Q: I tend to be conservative in my thinking. How much should I hide my politics in order to avoid being blacklisted?

A: In a field that worships Robert A. Heinlein above all others, you’re worried about not being liberal? You see a lot of left-wing politics in Analog or over in Baen Books, do you?

The question is ludicrous, but here’s a serious answer: no one gets blackballed in this field for any political or religious philosophy. Never have, probably never will.

Q: Do you find it more taxing on your health to be prolific and productive in your 70s?

A: Not at all. If I put in an hour less per day than I did when I was, say, 40 or 50, well, I’m 20 or 30 years more skilled and hence get more production out of the time I do work.

2012 was an aberration. I never before and never again will have ten books published in a calendar year. That was a function of being the WorldCon Guest of Honor, and had been in preparation with various publishers for a couple of years. But in a typical year, I expect to have three to five books out (including novels, collections and anthologies), eight to ten stories (including novelettes and novellas), and maybe half a dozen articles.
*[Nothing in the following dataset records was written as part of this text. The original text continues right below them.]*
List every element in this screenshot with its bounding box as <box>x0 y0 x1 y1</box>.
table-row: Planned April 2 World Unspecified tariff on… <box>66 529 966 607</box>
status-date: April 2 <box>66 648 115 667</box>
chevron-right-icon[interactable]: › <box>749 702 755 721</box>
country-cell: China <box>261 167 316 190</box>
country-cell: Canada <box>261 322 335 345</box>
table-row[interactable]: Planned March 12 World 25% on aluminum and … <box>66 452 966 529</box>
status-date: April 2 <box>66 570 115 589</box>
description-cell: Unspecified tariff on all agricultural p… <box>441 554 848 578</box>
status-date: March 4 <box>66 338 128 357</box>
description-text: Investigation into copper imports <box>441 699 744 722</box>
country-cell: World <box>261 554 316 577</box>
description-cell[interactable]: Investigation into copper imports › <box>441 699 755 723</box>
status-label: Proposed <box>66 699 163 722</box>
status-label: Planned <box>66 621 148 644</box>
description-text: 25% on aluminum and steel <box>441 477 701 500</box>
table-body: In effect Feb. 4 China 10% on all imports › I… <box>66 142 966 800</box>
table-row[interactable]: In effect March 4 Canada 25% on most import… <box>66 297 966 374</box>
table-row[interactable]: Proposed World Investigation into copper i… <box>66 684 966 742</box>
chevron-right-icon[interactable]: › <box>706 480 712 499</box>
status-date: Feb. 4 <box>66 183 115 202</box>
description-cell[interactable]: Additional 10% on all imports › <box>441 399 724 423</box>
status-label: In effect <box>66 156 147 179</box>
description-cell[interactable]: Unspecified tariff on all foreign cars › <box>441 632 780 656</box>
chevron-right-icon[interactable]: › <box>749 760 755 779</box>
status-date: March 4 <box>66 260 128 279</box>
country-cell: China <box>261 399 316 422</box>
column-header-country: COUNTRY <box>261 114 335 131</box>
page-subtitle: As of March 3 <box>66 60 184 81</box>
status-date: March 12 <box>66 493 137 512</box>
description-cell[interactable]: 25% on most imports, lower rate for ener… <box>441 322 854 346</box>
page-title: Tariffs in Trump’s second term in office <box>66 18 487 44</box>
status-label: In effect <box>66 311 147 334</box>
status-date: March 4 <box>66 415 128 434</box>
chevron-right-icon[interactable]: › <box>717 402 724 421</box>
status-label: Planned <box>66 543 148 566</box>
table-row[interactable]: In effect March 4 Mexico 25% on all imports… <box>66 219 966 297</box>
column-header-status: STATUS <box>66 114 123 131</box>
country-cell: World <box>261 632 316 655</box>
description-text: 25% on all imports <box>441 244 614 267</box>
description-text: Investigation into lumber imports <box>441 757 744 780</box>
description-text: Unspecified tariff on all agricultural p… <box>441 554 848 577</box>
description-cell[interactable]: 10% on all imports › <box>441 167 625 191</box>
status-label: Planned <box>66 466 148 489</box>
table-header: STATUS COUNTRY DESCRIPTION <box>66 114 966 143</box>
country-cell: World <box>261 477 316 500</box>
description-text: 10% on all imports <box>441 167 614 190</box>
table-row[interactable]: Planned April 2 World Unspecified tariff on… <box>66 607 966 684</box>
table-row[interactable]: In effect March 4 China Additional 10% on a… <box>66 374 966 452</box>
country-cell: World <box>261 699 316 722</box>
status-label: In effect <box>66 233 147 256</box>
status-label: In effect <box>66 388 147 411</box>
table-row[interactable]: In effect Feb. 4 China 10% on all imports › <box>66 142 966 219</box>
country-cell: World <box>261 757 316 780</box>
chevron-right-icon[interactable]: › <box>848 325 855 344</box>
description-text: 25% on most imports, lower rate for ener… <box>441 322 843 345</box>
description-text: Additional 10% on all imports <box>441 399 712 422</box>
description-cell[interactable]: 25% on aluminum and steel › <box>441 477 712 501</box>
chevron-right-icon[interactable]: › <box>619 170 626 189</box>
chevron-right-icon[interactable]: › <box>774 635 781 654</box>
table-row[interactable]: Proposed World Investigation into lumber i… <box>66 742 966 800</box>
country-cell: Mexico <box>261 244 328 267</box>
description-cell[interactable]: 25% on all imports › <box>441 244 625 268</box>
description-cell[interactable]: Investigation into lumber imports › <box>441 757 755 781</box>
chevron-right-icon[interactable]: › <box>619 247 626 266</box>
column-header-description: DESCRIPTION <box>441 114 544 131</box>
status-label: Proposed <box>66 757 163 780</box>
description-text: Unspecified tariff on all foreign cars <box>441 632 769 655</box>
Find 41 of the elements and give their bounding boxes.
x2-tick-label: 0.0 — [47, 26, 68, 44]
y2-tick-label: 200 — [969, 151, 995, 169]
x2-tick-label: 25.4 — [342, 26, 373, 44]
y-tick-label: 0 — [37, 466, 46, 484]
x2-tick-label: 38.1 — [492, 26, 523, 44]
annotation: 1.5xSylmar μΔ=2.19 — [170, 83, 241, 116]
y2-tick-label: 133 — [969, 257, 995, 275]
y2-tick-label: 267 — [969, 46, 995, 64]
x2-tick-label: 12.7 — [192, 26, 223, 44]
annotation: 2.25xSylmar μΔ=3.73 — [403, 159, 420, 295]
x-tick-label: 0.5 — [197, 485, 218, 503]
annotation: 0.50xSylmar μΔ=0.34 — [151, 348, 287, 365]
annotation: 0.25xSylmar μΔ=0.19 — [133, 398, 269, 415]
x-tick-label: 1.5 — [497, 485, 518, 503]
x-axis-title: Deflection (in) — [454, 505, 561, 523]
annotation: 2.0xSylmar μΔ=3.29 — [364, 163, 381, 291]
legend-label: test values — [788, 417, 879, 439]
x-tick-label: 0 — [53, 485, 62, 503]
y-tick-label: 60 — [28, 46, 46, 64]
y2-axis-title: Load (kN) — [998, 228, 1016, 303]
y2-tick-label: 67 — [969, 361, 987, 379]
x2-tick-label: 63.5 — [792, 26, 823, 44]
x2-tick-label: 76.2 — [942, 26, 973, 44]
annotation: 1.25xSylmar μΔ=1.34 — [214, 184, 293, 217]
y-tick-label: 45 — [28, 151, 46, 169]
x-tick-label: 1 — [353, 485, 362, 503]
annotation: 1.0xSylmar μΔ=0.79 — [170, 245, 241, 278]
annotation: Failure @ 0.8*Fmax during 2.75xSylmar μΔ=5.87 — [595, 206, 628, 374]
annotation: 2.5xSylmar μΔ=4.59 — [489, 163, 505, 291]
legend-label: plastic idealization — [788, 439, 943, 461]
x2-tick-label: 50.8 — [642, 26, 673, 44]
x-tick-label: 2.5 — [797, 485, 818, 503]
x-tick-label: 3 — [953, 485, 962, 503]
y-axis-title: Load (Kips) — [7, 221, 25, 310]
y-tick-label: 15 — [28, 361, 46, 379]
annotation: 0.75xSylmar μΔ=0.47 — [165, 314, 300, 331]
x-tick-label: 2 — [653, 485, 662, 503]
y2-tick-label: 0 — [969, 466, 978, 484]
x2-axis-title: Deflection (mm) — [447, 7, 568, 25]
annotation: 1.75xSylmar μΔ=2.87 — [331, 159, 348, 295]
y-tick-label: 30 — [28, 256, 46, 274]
There are some things like screenplays that just come out of the blue; you can’t count on them, but they’re too lucrative to say ‘No’ to.

I think the best answer, and I’ve given it in a few other venues, is this: Pablo Picasso was once asked by a journalist what he did for a hobby. Picasso said, “I paint.” The interviewer said no, that was what he did for a living; what did he do for a hobby, to relax and unwind? Picasso’s answer: “I paint.” Me, I write.

Q: Does winning a major award like the Hugo make a difference when a writer signs book deals?

A: It makes it much easier to sell overseas. If you’re a new writer, if you don’t have any books out yet, then it makes it easier and more lucrative to sell your first book here . . . but once you have some books out, you have a track record—and your advance and your print run will be based on that and not the Hugo.